Talmud Pesachim 56a has it that from this encounter comes the way in which we say the first two lines of the Shema. It is as if the sons of Jacob were able to reassure their father that they would continue his legacy of the Israelite religion and relationship with God that became Judaism by saying to him on his deathbed “Shema Yisrael, hear O Israel (the alternative name for Jacob), Adonai Eloheynu (the Eternal One will be our God), Adonai Echad (the Eternal God is one). Then Jacob, hearing his sons, said in his faltering now quiet voice “Baruch Shem Cavod Malchuto l’olam Va’ed” – Blessed be God’s glorious name, now I know that His Kingdom will last forever and ever. That perhaps is why we say the Baruch Shem Cavod in a quieter tone than the first line of the Shema every day apart from Yom Kippur.
Jacob’s were good final days – with the chance to express what he needed to and the opportunity to hear those whom he had brought into the world assuring him that the values he had established would continue. L’dor vaDor, from generation to generation.

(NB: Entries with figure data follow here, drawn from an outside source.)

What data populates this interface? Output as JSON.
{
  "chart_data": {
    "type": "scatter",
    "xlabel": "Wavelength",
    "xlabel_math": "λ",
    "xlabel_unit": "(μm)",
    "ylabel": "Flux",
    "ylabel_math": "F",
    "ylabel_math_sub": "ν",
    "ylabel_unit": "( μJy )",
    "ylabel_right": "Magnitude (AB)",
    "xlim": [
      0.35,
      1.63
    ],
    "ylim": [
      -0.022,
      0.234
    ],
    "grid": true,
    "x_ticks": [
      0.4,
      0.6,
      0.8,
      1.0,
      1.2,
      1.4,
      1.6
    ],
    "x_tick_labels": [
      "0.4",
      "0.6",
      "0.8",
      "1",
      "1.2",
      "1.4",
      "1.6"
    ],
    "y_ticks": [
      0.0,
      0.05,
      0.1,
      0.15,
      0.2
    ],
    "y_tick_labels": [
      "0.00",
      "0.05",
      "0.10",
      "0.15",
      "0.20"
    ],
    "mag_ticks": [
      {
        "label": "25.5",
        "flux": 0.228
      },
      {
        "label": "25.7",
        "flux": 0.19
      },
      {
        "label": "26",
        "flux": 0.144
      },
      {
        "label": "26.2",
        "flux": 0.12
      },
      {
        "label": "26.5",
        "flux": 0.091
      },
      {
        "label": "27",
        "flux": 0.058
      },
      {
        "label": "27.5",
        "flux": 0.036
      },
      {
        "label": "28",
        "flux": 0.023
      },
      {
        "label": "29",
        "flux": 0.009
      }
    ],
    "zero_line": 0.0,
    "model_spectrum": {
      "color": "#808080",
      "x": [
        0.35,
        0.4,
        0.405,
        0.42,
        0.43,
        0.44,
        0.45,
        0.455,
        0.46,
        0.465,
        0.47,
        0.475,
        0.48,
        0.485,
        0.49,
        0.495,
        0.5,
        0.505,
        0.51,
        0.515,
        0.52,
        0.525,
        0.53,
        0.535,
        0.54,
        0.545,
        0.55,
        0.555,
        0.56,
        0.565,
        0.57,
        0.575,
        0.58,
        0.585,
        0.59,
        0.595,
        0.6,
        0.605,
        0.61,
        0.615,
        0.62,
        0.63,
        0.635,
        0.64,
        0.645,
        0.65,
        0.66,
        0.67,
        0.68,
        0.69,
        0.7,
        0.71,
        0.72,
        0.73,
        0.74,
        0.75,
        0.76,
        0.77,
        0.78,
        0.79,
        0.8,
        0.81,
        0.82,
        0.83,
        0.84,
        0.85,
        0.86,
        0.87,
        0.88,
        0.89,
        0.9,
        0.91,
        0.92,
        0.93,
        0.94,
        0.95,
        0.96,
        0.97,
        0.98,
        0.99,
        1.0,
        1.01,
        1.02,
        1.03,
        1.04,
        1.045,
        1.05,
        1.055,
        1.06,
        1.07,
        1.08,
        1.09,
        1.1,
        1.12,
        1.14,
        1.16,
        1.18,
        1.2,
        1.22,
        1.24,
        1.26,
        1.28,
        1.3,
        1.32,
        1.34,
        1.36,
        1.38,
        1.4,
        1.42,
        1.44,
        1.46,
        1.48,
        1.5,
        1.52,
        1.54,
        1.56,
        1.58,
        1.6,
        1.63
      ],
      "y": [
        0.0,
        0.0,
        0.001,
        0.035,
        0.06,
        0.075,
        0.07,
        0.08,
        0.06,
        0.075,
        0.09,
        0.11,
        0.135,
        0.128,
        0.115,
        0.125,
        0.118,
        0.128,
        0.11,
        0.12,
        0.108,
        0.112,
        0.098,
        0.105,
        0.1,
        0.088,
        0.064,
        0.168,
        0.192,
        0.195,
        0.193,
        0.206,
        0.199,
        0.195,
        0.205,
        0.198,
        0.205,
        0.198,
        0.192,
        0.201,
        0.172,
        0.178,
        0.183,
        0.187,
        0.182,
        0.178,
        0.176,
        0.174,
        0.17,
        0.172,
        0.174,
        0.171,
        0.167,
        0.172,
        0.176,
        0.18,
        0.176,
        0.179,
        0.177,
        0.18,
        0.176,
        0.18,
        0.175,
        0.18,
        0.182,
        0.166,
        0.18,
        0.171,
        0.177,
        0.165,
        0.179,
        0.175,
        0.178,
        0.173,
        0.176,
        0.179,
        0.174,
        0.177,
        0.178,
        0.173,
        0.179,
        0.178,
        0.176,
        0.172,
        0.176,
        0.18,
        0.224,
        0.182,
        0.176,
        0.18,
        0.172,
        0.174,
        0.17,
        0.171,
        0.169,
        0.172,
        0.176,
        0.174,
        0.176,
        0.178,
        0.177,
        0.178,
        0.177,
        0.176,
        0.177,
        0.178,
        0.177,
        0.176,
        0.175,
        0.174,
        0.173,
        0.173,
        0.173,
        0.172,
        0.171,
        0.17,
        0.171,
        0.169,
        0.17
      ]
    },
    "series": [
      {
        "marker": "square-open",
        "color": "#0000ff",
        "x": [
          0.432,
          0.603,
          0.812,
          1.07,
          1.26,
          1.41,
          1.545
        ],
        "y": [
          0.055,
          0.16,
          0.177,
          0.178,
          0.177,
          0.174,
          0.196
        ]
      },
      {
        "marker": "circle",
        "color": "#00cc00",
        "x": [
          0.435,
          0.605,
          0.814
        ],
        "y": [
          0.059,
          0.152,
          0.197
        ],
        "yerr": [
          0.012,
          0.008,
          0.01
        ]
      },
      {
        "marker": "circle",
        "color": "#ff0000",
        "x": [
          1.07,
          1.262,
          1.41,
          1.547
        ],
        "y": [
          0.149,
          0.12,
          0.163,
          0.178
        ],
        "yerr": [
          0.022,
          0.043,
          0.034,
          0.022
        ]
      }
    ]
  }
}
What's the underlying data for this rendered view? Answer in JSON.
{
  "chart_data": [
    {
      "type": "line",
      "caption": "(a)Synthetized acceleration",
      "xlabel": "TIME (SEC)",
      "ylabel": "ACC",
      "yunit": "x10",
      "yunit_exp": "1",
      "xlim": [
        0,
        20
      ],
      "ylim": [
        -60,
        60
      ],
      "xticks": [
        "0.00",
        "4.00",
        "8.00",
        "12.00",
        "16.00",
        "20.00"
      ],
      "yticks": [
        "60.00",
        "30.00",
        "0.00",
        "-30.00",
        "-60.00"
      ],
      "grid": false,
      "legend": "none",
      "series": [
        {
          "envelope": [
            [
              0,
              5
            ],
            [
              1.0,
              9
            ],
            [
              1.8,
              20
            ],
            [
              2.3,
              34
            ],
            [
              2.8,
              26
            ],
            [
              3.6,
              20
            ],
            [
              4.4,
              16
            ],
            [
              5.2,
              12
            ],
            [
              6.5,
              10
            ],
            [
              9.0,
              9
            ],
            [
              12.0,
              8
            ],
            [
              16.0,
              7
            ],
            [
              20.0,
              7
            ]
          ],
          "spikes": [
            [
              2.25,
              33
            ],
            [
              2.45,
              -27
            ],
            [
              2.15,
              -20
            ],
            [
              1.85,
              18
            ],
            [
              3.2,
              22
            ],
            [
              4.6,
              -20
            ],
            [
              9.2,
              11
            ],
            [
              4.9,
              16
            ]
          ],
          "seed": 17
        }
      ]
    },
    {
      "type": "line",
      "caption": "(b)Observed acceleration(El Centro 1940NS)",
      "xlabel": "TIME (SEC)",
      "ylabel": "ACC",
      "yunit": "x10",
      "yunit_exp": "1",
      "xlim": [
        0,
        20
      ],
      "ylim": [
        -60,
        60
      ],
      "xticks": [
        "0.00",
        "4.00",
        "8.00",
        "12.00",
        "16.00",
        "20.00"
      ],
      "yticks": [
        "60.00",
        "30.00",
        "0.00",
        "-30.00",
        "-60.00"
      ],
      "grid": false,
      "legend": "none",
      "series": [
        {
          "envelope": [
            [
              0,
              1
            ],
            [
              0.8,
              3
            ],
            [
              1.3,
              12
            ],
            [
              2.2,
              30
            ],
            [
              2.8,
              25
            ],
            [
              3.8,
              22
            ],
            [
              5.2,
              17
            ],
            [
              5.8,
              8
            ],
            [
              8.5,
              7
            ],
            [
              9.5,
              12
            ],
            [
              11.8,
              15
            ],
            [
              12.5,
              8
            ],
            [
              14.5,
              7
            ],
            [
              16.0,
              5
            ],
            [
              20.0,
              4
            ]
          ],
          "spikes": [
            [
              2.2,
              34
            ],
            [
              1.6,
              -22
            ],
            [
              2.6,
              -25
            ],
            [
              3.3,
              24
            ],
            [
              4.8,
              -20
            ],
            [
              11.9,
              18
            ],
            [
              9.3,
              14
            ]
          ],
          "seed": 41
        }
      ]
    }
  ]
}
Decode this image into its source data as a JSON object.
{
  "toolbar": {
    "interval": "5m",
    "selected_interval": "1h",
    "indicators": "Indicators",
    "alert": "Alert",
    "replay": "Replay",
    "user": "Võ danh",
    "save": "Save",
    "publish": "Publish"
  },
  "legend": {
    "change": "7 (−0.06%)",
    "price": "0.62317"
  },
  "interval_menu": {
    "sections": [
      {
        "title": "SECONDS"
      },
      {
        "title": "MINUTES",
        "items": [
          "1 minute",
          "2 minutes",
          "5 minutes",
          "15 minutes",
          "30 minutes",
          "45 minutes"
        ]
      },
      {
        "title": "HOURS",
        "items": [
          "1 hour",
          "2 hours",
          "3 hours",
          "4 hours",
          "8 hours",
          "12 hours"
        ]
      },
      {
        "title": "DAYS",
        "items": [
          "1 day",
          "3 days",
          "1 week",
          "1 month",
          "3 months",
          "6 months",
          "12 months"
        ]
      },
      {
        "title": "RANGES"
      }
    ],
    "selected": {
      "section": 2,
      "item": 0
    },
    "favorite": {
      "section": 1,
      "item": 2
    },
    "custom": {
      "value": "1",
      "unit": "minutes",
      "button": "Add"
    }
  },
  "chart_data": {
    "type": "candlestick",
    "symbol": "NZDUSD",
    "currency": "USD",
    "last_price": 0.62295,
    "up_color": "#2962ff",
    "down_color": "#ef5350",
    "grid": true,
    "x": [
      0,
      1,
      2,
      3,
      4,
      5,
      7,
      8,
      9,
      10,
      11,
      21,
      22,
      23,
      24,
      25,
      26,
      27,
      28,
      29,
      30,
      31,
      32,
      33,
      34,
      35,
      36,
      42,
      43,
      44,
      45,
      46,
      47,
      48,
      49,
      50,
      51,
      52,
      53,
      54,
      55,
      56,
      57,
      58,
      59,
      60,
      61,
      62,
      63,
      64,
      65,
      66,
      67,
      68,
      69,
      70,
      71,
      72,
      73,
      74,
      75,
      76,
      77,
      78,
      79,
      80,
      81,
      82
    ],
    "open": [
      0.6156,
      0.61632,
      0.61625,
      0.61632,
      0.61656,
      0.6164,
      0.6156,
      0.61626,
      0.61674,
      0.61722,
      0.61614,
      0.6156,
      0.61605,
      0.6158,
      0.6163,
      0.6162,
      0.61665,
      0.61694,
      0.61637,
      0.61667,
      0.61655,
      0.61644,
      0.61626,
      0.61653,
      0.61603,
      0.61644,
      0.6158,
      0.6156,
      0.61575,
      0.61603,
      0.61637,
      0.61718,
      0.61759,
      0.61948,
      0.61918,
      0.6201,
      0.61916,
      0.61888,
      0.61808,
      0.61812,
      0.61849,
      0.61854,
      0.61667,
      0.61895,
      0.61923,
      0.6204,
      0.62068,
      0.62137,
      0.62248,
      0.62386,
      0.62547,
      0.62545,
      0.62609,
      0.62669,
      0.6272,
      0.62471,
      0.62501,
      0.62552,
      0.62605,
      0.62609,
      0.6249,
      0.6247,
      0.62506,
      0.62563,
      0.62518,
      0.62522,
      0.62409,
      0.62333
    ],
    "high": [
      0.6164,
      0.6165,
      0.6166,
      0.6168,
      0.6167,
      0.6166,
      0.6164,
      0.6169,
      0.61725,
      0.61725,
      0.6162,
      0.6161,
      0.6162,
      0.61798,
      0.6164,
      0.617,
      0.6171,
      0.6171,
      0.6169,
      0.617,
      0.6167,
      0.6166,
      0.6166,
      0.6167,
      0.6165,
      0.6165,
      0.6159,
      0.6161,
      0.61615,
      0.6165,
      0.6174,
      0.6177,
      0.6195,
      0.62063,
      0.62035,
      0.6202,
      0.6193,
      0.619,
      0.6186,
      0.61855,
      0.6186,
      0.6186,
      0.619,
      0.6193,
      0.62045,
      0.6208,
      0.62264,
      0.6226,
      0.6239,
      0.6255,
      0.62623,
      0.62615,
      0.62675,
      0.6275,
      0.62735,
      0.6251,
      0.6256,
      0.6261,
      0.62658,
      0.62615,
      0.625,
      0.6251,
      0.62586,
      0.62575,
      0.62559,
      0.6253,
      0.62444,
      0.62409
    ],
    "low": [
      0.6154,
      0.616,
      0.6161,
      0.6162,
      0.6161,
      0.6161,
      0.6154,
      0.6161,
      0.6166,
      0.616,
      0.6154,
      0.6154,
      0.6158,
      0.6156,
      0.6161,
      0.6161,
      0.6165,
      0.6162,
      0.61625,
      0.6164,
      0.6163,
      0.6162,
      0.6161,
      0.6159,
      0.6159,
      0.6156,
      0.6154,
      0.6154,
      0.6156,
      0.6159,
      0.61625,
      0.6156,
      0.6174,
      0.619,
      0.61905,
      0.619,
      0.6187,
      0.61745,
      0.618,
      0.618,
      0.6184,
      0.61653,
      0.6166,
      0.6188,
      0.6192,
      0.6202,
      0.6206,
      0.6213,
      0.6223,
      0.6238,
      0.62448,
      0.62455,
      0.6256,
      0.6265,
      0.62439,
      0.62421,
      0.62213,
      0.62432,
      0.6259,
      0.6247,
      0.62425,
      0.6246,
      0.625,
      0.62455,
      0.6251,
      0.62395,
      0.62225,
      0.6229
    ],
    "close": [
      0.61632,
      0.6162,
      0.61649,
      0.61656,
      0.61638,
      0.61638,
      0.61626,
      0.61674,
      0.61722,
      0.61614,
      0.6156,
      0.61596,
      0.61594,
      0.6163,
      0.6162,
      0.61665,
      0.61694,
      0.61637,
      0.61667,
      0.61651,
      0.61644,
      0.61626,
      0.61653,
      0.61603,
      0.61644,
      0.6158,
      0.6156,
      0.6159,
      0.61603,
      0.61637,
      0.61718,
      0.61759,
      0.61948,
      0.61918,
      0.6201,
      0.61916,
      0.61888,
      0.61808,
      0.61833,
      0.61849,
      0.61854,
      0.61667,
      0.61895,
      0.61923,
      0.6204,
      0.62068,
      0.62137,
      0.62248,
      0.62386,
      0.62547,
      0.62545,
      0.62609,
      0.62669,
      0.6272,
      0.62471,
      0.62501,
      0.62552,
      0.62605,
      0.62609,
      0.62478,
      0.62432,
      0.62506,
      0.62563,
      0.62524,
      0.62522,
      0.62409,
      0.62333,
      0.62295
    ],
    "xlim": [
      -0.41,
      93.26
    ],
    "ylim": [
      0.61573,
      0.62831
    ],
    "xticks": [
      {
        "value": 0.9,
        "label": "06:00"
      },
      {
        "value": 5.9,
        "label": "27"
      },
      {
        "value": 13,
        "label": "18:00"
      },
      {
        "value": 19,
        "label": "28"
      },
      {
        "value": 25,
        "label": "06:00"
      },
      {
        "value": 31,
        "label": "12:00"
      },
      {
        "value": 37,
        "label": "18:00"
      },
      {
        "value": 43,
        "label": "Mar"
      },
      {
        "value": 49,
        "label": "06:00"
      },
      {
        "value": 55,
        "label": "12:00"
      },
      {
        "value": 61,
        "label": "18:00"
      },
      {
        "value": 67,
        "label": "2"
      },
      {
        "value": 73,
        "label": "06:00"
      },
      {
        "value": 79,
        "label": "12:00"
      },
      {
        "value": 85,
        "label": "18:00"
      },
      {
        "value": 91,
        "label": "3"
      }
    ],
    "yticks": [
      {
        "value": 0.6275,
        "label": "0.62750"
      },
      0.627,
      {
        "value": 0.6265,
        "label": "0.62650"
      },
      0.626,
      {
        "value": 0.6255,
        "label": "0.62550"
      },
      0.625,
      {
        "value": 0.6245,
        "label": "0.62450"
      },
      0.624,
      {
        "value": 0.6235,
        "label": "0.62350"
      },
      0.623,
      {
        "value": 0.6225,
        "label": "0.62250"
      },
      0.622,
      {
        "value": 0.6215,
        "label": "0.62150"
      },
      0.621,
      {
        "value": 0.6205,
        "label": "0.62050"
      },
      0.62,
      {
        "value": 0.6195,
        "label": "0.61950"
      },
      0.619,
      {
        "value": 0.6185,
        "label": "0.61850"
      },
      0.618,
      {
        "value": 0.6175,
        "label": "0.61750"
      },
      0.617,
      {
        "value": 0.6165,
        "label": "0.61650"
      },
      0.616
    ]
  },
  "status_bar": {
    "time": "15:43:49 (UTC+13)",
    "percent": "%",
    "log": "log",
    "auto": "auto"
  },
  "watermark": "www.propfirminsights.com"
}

Dr Atul Gawande, Professor of Surgery and Public Health at Harvard Medical School published his book Being Mortal in 2015. In this book he critiqued the way in which our western society deals with our final years. He says that our way to support someone at the end of their life is to take things away from them in the name of health, giving the example of people with Alzheimer’s who want a nice biscuit being given pureed food in case of choking. He writes that our old age homes and hospital set up for caring for the very elderly have the tendency to look after people by their symptoms – their end of life problems, not by their personalities and choices, they are not sufficiently known as people. We extend life but severely compromise the quality of it.
He says that this need not be an inevitable consequence of our society where our economy is based on enabling young people to be free to work and live where they want, generating pensions which mean that in their own old age they can live without family. We could work harder to give the very elderly choice and hear their understanding of the trade-offs that they are willing to make in order to continue living life with quality. He writes that the focus in recent years, and especially in recent weeks in the UK, on the question of assisted dying has made us forget that it is assisted living that we all will one day need.
The Prophet Zechariah paints a beautiful vision of the future of relationship between generations. Zechariah (8:4-5) speaks of a perfect future when : Old men and old women shall again dwell in the streets of Jerusalem, and every man with his staff in his hand for the fullness of days. And the streets of the city shall be full of boys and girls playing in its streets.
Judaism is a religion of L’dor va Dor – from generation to generation, from Jacob to his children and grandchildren, from each of us to the children who are part of our community and from them back to us – what an appropriate Hebrew name for our congregation with over 500 young people under 21 and also 500 senior people over 85. Eshter Collins sons, having witnessed with wonder their mother passing through her 105th birthday, still well able to do her party trick of standing up and touching he toes, and still going up and down her stairs at home several times a day, were sure that she would manage Joseph’s life span in our portion of 110 years. But it was not to be as she passed away peacefully in her son Sheldon’s home, staying over for the winter holidays.
We treasure them when they are gone but well before this may our oldest generation be as close to our hearts as our youngest.